Republican state Rep. Thomas Hooker, who worked on the Michigan bill, said he was worried that if the state didn’t pass the law, it might have lost the roughly 30 percent of adoption agencies the state contracts with that are religiously affiliated.
That has happened in other states. Some Catholic organizations in Illinois and Massachusetts shut down rather than violate their conscience by serving gay couples.
But opponents of the Michigan law say its language is too broad, giving religious organizations leeway to discriminate against not just gay couples, but single people, interracial couples, people of other faiths or anybody who they say conflicts with their faith.

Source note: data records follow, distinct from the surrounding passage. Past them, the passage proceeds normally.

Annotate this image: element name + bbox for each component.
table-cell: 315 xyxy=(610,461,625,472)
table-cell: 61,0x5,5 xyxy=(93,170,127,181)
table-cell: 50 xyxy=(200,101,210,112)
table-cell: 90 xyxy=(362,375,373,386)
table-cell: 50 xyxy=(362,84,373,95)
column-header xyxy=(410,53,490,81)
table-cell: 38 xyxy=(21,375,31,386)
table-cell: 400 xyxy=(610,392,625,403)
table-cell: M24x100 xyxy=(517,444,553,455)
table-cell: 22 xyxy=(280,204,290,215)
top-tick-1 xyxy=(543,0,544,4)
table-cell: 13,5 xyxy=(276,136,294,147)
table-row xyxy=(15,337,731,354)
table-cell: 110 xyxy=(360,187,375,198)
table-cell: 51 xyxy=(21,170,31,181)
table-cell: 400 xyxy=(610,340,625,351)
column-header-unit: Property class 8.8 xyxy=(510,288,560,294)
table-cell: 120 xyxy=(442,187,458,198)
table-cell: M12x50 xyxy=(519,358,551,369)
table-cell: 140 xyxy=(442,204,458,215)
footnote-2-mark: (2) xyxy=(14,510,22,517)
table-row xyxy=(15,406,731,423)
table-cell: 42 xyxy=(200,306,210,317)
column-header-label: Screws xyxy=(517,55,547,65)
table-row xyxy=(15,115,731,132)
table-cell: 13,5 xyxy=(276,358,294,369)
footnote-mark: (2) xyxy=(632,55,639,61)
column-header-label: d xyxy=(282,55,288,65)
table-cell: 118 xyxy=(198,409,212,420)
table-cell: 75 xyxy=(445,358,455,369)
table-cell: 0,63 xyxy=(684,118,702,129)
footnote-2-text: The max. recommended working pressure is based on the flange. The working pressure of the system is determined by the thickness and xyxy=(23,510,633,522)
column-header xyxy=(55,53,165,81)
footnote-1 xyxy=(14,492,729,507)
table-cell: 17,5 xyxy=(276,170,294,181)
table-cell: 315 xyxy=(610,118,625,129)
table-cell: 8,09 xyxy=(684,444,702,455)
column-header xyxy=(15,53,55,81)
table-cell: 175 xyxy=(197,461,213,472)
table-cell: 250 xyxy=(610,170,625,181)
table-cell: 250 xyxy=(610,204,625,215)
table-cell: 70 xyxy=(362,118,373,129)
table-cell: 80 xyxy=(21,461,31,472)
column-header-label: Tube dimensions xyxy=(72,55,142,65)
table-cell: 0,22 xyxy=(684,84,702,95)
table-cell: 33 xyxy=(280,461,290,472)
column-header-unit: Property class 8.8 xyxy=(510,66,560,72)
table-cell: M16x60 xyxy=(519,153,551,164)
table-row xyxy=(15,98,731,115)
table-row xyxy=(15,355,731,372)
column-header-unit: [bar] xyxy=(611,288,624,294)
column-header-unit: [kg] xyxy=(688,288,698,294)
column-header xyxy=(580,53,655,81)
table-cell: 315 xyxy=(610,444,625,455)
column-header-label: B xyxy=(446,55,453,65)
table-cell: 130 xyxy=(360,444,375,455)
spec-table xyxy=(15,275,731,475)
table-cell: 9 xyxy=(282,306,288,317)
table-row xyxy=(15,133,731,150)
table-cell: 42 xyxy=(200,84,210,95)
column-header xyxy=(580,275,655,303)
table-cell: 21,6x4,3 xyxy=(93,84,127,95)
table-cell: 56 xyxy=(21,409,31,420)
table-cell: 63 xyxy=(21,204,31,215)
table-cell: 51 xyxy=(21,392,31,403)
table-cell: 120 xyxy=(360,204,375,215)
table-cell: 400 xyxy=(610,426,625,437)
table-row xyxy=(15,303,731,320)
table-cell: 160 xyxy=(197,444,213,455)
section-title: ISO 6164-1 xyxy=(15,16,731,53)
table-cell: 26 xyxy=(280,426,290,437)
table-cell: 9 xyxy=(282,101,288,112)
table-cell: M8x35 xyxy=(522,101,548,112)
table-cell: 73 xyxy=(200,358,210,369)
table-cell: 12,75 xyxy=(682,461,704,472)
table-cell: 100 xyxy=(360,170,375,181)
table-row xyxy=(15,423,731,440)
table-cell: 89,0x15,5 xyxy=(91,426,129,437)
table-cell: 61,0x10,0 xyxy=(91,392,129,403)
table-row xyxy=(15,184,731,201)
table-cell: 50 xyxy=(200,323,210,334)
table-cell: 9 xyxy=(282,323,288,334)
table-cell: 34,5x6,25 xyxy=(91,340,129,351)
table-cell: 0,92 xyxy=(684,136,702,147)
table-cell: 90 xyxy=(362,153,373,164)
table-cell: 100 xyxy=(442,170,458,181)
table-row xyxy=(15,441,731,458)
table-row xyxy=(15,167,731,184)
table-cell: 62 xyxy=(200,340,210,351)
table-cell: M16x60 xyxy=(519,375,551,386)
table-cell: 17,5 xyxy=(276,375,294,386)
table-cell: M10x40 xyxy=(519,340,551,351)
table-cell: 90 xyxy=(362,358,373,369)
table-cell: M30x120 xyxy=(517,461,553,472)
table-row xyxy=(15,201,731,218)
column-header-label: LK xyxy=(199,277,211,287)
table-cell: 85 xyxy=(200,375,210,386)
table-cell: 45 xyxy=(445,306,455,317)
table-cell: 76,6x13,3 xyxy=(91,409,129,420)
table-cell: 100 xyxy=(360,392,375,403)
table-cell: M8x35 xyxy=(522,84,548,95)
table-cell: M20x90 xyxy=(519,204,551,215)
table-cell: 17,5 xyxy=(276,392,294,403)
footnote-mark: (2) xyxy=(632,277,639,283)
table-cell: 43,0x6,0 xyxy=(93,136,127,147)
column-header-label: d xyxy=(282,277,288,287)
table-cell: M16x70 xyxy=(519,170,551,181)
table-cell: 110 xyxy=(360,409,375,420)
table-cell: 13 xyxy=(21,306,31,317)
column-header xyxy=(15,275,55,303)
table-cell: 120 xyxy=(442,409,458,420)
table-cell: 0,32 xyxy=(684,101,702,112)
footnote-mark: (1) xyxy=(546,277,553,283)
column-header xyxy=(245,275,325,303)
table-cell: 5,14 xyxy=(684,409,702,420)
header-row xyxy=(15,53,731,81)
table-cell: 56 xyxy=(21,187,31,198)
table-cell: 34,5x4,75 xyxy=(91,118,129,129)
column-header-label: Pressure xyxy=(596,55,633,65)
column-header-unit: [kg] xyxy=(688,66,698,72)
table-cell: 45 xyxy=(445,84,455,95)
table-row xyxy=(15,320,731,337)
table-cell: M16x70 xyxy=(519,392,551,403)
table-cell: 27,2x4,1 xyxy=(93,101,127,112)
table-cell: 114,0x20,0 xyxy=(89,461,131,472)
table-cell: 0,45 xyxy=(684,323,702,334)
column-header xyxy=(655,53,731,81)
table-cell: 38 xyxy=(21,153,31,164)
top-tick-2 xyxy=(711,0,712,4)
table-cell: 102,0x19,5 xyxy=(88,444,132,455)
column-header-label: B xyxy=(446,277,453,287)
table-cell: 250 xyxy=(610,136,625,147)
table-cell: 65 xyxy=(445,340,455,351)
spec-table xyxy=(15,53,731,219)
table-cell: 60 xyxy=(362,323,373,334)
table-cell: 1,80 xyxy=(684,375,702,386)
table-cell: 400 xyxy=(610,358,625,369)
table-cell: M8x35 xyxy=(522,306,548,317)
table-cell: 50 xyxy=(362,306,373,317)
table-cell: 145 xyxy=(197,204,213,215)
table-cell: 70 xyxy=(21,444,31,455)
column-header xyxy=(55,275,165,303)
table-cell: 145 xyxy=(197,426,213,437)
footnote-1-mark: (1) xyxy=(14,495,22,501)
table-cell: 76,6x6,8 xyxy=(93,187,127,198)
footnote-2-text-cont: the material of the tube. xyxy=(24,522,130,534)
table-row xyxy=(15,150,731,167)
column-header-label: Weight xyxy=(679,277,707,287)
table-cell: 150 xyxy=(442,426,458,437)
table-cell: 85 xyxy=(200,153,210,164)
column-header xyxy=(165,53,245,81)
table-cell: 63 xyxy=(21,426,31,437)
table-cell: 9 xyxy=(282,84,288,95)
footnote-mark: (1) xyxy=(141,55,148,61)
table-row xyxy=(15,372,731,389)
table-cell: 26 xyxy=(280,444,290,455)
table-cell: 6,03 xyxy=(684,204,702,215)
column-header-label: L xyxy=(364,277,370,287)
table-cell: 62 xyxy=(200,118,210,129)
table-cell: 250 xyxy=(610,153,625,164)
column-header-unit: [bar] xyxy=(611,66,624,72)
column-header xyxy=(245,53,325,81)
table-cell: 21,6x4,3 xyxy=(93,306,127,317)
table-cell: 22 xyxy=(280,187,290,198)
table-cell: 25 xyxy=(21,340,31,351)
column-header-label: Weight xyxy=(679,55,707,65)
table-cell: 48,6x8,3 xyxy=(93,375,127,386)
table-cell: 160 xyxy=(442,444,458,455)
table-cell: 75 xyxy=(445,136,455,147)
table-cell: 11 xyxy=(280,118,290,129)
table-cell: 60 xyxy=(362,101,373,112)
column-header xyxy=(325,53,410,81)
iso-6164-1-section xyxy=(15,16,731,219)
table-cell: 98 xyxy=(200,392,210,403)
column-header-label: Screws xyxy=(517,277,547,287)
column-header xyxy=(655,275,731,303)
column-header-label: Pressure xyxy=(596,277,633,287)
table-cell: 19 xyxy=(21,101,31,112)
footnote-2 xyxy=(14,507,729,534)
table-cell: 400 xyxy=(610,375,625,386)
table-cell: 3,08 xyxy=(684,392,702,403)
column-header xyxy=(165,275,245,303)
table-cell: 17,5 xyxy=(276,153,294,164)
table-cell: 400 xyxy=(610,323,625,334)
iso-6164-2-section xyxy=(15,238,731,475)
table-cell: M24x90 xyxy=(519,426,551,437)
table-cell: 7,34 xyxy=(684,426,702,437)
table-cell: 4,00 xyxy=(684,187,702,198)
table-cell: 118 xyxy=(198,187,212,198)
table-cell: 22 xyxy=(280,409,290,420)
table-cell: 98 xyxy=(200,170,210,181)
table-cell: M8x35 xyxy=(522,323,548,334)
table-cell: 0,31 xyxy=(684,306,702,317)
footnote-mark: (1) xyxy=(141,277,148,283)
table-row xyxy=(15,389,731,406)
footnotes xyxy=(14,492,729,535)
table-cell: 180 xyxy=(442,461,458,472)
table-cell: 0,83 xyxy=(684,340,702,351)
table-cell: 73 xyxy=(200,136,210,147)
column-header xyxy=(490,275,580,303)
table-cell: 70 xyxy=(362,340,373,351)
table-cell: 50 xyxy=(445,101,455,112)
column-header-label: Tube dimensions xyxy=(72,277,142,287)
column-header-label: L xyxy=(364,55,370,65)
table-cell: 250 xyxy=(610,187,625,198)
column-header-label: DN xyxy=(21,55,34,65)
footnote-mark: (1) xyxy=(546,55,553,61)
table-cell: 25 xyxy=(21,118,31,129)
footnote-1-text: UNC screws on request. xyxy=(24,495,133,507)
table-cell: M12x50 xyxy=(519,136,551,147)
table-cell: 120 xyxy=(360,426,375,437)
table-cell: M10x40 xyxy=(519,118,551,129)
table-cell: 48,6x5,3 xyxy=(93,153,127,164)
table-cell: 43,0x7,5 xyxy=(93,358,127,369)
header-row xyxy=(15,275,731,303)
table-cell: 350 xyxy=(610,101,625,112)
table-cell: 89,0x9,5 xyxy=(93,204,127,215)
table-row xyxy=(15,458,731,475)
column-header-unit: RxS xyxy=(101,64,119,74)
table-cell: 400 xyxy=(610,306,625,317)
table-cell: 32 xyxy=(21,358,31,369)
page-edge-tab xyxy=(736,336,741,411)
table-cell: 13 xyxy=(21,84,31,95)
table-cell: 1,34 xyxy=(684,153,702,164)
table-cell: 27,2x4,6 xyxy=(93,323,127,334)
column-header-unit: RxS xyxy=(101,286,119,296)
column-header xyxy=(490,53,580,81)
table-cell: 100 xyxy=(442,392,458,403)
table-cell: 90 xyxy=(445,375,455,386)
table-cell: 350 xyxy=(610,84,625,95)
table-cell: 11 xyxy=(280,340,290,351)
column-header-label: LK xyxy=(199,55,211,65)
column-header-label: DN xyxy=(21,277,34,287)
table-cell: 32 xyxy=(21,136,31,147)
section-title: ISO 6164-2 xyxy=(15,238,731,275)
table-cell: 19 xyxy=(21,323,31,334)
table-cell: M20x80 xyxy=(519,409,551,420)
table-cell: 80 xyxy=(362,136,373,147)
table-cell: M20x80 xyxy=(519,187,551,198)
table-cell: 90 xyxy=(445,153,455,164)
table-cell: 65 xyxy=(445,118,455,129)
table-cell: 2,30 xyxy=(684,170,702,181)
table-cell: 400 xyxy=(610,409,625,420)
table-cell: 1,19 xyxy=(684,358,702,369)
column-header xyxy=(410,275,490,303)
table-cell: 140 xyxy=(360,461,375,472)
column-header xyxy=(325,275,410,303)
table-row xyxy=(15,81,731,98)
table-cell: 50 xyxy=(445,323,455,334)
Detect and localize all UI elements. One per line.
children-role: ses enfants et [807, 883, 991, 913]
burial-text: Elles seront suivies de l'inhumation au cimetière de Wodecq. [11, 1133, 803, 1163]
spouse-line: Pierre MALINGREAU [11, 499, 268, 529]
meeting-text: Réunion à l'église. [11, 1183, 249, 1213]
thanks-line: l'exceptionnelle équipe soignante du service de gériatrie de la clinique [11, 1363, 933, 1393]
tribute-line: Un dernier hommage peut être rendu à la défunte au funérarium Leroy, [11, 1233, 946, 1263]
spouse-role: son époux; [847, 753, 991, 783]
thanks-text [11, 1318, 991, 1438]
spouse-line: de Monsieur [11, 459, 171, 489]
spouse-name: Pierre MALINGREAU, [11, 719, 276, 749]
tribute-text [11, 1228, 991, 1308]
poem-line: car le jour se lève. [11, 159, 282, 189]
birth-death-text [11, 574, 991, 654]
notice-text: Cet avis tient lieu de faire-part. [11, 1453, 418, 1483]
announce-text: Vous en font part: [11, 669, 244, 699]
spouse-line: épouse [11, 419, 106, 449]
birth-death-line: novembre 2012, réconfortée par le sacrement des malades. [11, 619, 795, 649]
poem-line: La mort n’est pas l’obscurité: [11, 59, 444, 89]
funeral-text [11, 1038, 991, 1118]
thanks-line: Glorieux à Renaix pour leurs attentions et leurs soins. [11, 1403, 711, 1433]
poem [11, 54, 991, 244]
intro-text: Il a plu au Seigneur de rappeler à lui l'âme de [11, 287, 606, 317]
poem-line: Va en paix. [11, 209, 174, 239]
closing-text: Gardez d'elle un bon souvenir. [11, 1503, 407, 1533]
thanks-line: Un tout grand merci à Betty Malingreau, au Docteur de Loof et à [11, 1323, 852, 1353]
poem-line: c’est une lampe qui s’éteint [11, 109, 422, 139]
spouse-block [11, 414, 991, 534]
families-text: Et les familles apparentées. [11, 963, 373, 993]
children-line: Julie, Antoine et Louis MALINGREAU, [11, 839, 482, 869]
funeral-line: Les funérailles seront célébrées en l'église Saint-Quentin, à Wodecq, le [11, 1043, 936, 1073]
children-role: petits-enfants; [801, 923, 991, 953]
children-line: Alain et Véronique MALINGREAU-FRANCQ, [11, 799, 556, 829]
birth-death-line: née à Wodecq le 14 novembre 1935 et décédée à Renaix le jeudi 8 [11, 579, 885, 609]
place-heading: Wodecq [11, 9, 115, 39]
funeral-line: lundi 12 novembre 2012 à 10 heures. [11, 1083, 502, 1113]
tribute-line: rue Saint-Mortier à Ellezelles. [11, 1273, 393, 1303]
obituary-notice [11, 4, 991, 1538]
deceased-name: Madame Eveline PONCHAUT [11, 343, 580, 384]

“Discrimination shouldn’t be happening at all, and it shouldn’t be done using taxpayer dollars,” said Lonnie Scott, executive director of Progress Michigan, an advocacy group that lobbied against the law.
Hooker said the law doesn’t pose a disadvantage to gay couples because the organizations will have to refer anyone they turn down to an organization that is willing to serve them.
While religious groups often argue that same-sex parents could be damaging to children, nearly all research has found the opposite. A 2015 project at Columbia University assembled scholarly, peer-reviewed studies on the well-being of children with gay parents. Of 77 studies, just four found that having gay parents negatively impacts a child.
Even in states that require agencies to work with gay couples, there are no guarantees against discrimination in deciding whether to allow them to adopt.
“It’s easy to find a way to say no to a couple. It’s easy to prioritize some couples over others,” said April Dinwoodie, chief executive of the Donaldson Adoption Institute, which researches adoption policy. She said if case workers have a bias, “they can find something within a home study that doesn’t suit them or find a reason a child wouldn’t be a good fit for a home.”
‘Love Is Love’
Daniel Nurse went to Florida’s Capitol earlier this year to testify against a bill that would have protected state contractors’ ability to turn him away. He put up pictures of his family. In addition to Cameron, now 4, the couple has adopted Neijal, also 4, and Ava Rose, 2.
Nurse questioned how someone could look at faces like those and argue they didn’t deserve the home that they now have.
“Love is unconditional. Love is love, and it’s what these children deserve,” Nurse said. “A person’s lifestyle shouldn’t matter if they can provide love and compassion.”
The bill passed in the House, but later died in the Senate. It was a big year for gay rights in Florida. The legislature also passed a bill that formally removed the 1977 ban on gay adoption from law. This wasn’t just a symbolic move—it was an appellate court that overturned the ban, but the matter never came before the state’s Supreme Court.